Many people tend to say Jellystone has a lot of Chowder-type humor, Greenblatt’s first show, but I don’t think that’s true. The two shows have aesthetic similarities for sure, but Chowder was a bit more surreal, I think, and as much as I love that show, you can kind of tell by late in its run it was losing a bit of steam. The world of Chowder was well-drawn but rather limited: you can only do so much with a not-bright, gluttonous kid and his self-absorbed mentor, with an assortment of other weirdo characters to pad things out. Jellystone has a much richer world and character-base to pull from–Hanna-Barbara’s library is rich and varied, and Jellystone has only light touched what it can do with it. Greenblatt and his creative team can make some serious comic moves here (I already thought of two whole potential specs).

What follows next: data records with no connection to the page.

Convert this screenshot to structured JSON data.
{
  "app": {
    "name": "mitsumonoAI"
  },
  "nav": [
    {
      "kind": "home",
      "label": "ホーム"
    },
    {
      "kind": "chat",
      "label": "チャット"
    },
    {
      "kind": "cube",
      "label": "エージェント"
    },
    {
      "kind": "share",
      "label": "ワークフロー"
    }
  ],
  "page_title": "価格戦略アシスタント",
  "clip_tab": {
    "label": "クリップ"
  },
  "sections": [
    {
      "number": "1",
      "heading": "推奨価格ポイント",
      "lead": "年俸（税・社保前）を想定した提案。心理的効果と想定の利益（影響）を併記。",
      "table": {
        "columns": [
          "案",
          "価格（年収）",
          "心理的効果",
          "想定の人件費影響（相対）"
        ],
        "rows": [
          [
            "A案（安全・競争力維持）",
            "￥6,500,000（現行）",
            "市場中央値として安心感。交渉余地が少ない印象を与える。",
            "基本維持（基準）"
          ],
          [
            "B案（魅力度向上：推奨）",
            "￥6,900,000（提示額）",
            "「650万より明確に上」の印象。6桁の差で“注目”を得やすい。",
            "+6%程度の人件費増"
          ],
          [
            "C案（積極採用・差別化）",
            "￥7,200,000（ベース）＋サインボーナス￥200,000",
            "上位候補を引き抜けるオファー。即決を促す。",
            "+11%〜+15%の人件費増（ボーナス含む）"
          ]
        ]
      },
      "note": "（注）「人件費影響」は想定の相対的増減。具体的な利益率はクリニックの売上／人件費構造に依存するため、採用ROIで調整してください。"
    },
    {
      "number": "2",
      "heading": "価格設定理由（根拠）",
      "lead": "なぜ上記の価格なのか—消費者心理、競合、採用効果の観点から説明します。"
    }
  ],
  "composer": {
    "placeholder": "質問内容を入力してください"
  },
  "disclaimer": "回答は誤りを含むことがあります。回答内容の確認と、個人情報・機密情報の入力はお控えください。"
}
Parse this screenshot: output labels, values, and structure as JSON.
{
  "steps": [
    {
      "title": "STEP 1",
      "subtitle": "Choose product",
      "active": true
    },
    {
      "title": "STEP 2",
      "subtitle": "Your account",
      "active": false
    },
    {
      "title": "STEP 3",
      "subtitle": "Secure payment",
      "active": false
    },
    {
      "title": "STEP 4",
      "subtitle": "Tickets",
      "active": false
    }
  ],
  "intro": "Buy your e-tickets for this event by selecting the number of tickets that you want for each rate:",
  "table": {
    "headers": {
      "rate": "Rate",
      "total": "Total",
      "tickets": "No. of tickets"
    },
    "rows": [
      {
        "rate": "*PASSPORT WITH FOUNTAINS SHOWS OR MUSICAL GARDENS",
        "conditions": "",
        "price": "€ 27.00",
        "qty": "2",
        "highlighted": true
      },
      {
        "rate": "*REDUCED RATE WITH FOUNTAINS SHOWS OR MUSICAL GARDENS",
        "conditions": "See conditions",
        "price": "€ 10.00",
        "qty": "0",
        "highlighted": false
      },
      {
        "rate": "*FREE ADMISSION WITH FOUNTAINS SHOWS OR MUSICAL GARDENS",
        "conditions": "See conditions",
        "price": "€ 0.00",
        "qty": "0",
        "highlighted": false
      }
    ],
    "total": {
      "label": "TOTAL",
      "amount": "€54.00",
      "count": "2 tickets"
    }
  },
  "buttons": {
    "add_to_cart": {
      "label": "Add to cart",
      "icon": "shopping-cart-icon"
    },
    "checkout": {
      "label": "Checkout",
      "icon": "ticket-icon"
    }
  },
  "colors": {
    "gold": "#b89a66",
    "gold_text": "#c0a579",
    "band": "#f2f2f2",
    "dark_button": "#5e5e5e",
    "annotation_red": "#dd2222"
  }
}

More well-known characters like Wally Gator and Snagglepuss, while present, are mere side characters to Jellystone’s heavy hitters like Shag, Augie/Daddy Doggy, and Captain Caveman, who you’d think would have been placed along side the more human characters (more or less used as random shopkeepers and store employees). Loopy gets some choice lines, and I don’t even remember her (well, his) older cartoons ever airing! Top Cat and his crew make splashes, and even the Banana Splits pop up as heavy hitters. Jellystone knows that it has some freedom to re-tool a batch of characters that didn’t exactly hold up well (in the fact that probably seventy percent of these Hanna-Barbera characters have been forgotten by most people). So just the idea that we could see some deep cut characters pop up and steal the show already provides Greenblatt with swaths of material that he lacked in both Chowder and Harvey Beaks.